Elimi "yeter" anlamında kaldırarak, "Bak." Diyorum; "Daha fazla ileri gitmeden söyleyeyim; ben, orta batı eyaletlerinden birinde yaşıyorum. Daha geçen gece, Indiana'dan geldim." Bu itirafım üzerine, Ashley Greene; uzun, zarif parmaklarıyla ağzını kapatıyor ve kahkaha atarak, "Aman Tanrım! İnanamıyorum, bu harika!" diye bağırıyor. Sonrasında ise, parmağını öne doğru eğerek, bir kendini bir de beni işaret ediyor ve "Ben de Floridalıyım!" diyor.
Bunun üzerine, beni yanlış anlamış olabileceğini düşünerek, "Hayır, hayır. Ben Florida demedim; Indiana dedim." diye açıklıyorum.
O ise, "Tamam, ben Floridalıyım!" diyor. Aslında, bu garip ve gereksiz tartışma; o anda birden, birbirimiz için yaratılmışız gibi hissetmemize neden oluyor. Güzel oyuncu, bir süre sonra inadını bir kenara bırakıyor ve masanın üzerine doğru eğilip, bana biraz daha yaklaşıyor. O sırada, şampuanının kokusunu alabiliyorum. Ben onun ne kadar güzel koktuğunu düşünürken; o, parmağıyla, büyük halka küpeleriyle oynuyor. Anlattığına göre; ünlü oyuncu, 17 yaşındayken Jacksonville'den ayrılmış ve bundan tam bir sene sonra, "Twilight" filmindeki rolü kapmış. Ashley Greene o kadar çok dolaşmış ki; hiçbir yeri evi olarak göremiyor. O sırada saçlarının uçlarına dokunuyor ve onları, omuzlarından aşağı sarkıtarak; bana, sanki benimle bir sır paylaşıyormuş gibi bakıyor.

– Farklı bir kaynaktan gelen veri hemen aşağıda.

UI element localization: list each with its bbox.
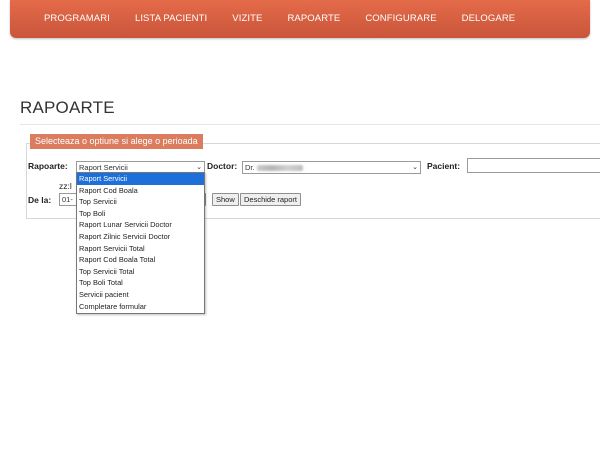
dropdown-option[interactable]: Raport Cod Boala <box>77 185 204 197</box>
dropdown-option[interactable]: Top Servicii Total <box>77 266 204 278</box>
zz-text: zz:l <box>59 181 72 191</box>
redacted-doctor-name <box>256 165 303 172</box>
dropdown-option[interactable]: Raport Servicii <box>77 173 204 185</box>
nav-item-rapoarte[interactable]: RAPOARTE <box>287 13 340 24</box>
doctor-select[interactable]: Dr. ⌄ <box>242 161 421 174</box>
dropdown-option[interactable]: Raport Zilnic Servicii Doctor <box>77 231 204 243</box>
dropdown-option[interactable]: Raport Lunar Servicii Doctor <box>77 219 204 231</box>
pacient-label: Pacient: <box>427 161 461 171</box>
navbar-notch <box>304 0 316 2</box>
doctor-label: Doctor: <box>207 161 238 171</box>
page-title: RAPOARTE <box>20 98 115 117</box>
doctor-select-value: Dr. <box>245 163 255 172</box>
nav-item-lista-pacienti[interactable]: LISTA PACIENTI <box>135 13 207 24</box>
rapoarte-label: Rapoarte: <box>28 161 68 171</box>
dropdown-option[interactable]: Completare formular <box>77 301 204 313</box>
dropdown-option[interactable]: Raport Servicii Total <box>77 243 204 255</box>
dropdown-option[interactable]: Top Servicii <box>77 196 204 208</box>
title-divider <box>20 124 600 125</box>
chevron-down-icon: ⌄ <box>412 164 418 171</box>
dela-label: De la: <box>28 195 52 205</box>
nav-item-programari[interactable]: PROGRAMARI <box>44 13 110 24</box>
dela-date-value: 01- <box>62 195 73 204</box>
top-navbar: PROGRAMARI LISTA PACIENTI VIZITE RAPOART… <box>10 0 590 38</box>
panel-legend: Selecteaza o optiune si alege o perioada <box>30 134 203 149</box>
rapoarte-select-value: Raport Servicii <box>79 163 128 172</box>
dropdown-option[interactable]: Top Boli <box>77 208 204 220</box>
pacient-input[interactable] <box>467 158 600 173</box>
nav-item-configurare[interactable]: CONFIGURARE <box>365 13 436 24</box>
nav-menu: PROGRAMARI LISTA PACIENTI VIZITE RAPOART… <box>44 13 515 24</box>
nav-item-delogare[interactable]: DELOGARE <box>462 13 516 24</box>
show-button[interactable]: Show <box>212 193 239 206</box>
dropdown-option[interactable]: Top Boli Total <box>77 277 204 289</box>
dropdown-option[interactable]: Raport Cod Boala Total <box>77 254 204 266</box>
dropdown-option[interactable]: Servicii pacient <box>77 289 204 301</box>
deschide-raport-button[interactable]: Deschide raport <box>240 193 301 206</box>
rapoarte-dropdown-list: Raport Servicii Raport Cod Boala Top Ser… <box>76 172 205 314</box>
nav-item-vizite[interactable]: VIZITE <box>232 13 262 24</box>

O sırada, az önce yaşadığım yerle ilgili yapmaya çalıştığı espriyi öğrenmek istiyorum. Bunu ona sorduğumda, sadece gülümsüyor. Belli ki kendini affettirmeye çalışıyor. O anda onun, artık ağzından saçma bir şey kaçırmayacak kadar zeki bir kadın olduğunu düşünüyorum. "Aynı kişilerle beş farklı filmde yer aldığında, artık gerçekten bir aile gibi oluyorsunuz. Fakat aynı şey, mekânlar için geçerli değil. Demek istediğim, her film farklı mekânlarda çekildiği için; hiçbir yeri, kendi evin gibi hissedemiyorsun." Bu cümlelerle Ashley Greene; şehirlerle ilgili yaptığı espriyi, dalga geçmekten çok, daha duygusal bir boyuta taşıyor. Size demiştim, o zeki bir kadın.

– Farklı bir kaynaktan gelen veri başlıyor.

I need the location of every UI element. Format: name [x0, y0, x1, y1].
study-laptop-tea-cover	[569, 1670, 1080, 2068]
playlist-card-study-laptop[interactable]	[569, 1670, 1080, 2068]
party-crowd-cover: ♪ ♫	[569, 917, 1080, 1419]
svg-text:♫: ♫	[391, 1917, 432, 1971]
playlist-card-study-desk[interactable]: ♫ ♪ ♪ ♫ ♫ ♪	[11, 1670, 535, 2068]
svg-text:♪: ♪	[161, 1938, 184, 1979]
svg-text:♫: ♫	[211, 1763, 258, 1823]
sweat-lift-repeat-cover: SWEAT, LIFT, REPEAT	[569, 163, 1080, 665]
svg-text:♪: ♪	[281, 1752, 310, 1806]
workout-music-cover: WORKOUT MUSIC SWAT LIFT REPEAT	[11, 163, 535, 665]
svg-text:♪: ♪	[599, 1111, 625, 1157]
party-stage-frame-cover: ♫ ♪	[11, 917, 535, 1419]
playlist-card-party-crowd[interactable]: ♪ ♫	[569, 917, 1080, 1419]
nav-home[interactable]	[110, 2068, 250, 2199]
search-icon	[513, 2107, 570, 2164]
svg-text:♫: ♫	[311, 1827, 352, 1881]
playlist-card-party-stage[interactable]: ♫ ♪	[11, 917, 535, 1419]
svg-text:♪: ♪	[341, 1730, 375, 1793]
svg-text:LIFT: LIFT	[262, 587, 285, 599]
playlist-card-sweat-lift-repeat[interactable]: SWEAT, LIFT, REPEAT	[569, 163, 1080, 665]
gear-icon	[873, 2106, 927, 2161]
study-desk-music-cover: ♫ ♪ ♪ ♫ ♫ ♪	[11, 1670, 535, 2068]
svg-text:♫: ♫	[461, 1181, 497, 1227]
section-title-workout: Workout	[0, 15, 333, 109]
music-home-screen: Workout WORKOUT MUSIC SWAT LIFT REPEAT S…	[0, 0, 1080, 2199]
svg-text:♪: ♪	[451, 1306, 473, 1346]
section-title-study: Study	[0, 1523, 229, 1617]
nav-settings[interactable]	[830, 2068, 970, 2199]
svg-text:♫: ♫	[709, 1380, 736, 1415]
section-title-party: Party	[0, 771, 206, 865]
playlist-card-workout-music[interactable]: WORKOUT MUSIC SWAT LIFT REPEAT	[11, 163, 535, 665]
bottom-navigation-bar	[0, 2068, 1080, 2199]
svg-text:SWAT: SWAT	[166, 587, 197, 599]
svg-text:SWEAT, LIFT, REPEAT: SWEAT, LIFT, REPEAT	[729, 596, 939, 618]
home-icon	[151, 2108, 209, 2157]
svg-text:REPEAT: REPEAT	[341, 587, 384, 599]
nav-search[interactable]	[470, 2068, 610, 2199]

Ashley Greene'in ismini İnternet'te görsellerden arattığınız zaman, karşınıza, şehvet dolu bir kadının kırmızı halıdaki hâllerinden tutun da jöleli saçlarıyla gülümseyen bir kadına, derin dekolteli bir kadından narin saçlarını arkada toplamış minik bir kız çocuğuna kadar pek çok farklı Ashley Greene çıkıyor. Tüm bu farklı Ashley'lerin sadece saç ve makyajla ortaya çıktığını söylemek, biraz haksızlık olur. Bence o, içinde gerçekten pek çok farklı kadın barındırıyor.

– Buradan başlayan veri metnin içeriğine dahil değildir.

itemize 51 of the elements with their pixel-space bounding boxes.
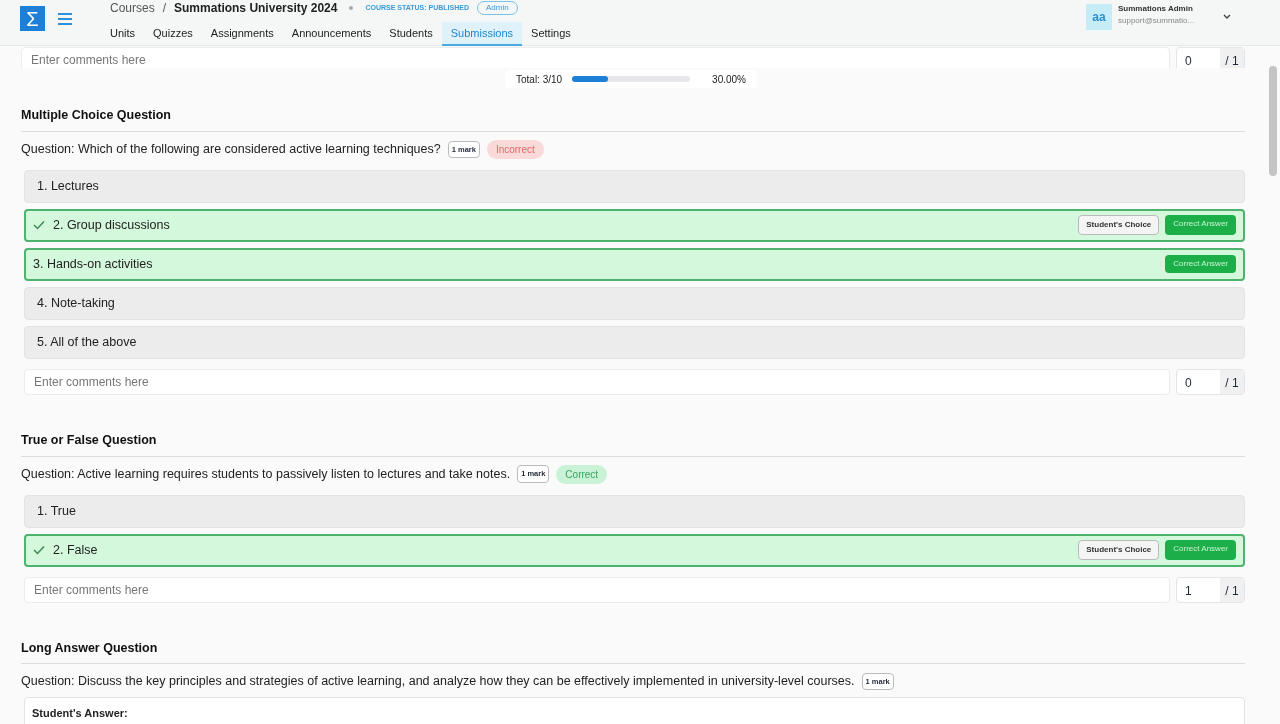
max-score: / 1 [1220,48,1244,68]
student-choice-badge: Student's Choice [1078,540,1160,560]
comment-field[interactable]: Enter comments here [24,576,1170,603]
menu-icon[interactable] [57,11,73,26]
section-title: Multiple Choice Question [21,106,1245,132]
scrollbar[interactable] [1269,66,1277,176]
question-text: Question: Active learning requires students to passively listen to lectures and take notes. [21,465,511,483]
question-text: Question: Which of the following are considered active learning techniques? [21,140,441,158]
nav-tab[interactable]: Settings [522,22,580,46]
score-field[interactable]: 0 / 1 [1176,368,1245,395]
score-value: 0 [1184,53,1193,68]
score-field[interactable]: 1 / 1 [1176,576,1245,603]
nav-tab[interactable]: Announcements [282,22,381,46]
user-email: support@summatio... [1118,15,1196,27]
percentage-text: 30.00% [712,72,746,87]
score-field[interactable]: 0 / 1 [1176,47,1245,68]
chevron-down-icon[interactable] [1222,13,1232,21]
option-label: 3. Hands-on activities [33,255,153,273]
nav-tab[interactable]: Units [101,22,145,46]
logo[interactable]: Σ [20,6,45,31]
comment-field[interactable]: Enter comments here [24,368,1170,395]
student-choice-badge: Student's Choice [1078,215,1160,236]
breadcrumb-link[interactable]: Courses [110,1,155,15]
section-title: Long Answer Question [21,638,1245,665]
option-label: 1. True [37,502,76,520]
option-label: 2. Group discussions [53,216,170,234]
option-label: 5. All of the above [37,333,137,351]
score-value: 0 [1184,374,1193,392]
result-badge: Correct [556,464,608,484]
dot-separator [349,6,354,10]
nav-tab[interactable]: Assignments [201,22,283,46]
breadcrumb-separator: / [162,1,167,15]
user-name: Summations Admin [1118,3,1194,15]
answer-label: Student's Answer: [32,707,128,719]
nav-tab[interactable]: Students [380,22,442,46]
correct-answer-badge: Correct Answer [1165,540,1236,560]
course-title: Summations University 2024 [174,1,338,15]
section-title: True or False Question [21,430,1245,457]
result-badge: Incorrect [486,139,544,159]
correct-answer-badge: Correct Answer [1165,255,1236,274]
max-score: / 1 [1220,369,1244,394]
option-label: 2. False [53,541,98,559]
option-label: 4. Note-taking [37,294,115,312]
question-text: Question: Discuss the key principles and strategies of active learning, and analyze how they can be effectively implemented in university-level courses. [21,673,855,691]
total-score: Total: 3/10 [516,72,563,87]
max-score: / 1 [1220,577,1244,602]
score-value: 1 [1184,582,1193,600]
correct-answer-badge: Correct Answer [1165,215,1236,236]
option-label: 1. Lectures [37,177,99,195]
comment-field[interactable]: Enter comments here [21,47,1170,68]
nav-tab[interactable]: Quizzes [144,22,202,46]
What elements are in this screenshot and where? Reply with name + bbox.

İhtiyacı olduğu kadar boş vakti var gibi, Ashley Greene'nin. Kendinden bahsederken, oldukça rahat gözüküyor ve hayatından, sanki bir geziye çıkmış gibi bahsediyor. Önce "Twilight" filmindeki vampirler dünyasından, ardından ise "The Apparation" adlı korku filminden bahsediyor. En sonunda ise, konu, son filmi "Butter"a geliyor. Tüm bu oyunculuk serüvenlerini anlatırken, insan, sanki bu kadının dünyanın en kolay işini yaptığını hissediyor.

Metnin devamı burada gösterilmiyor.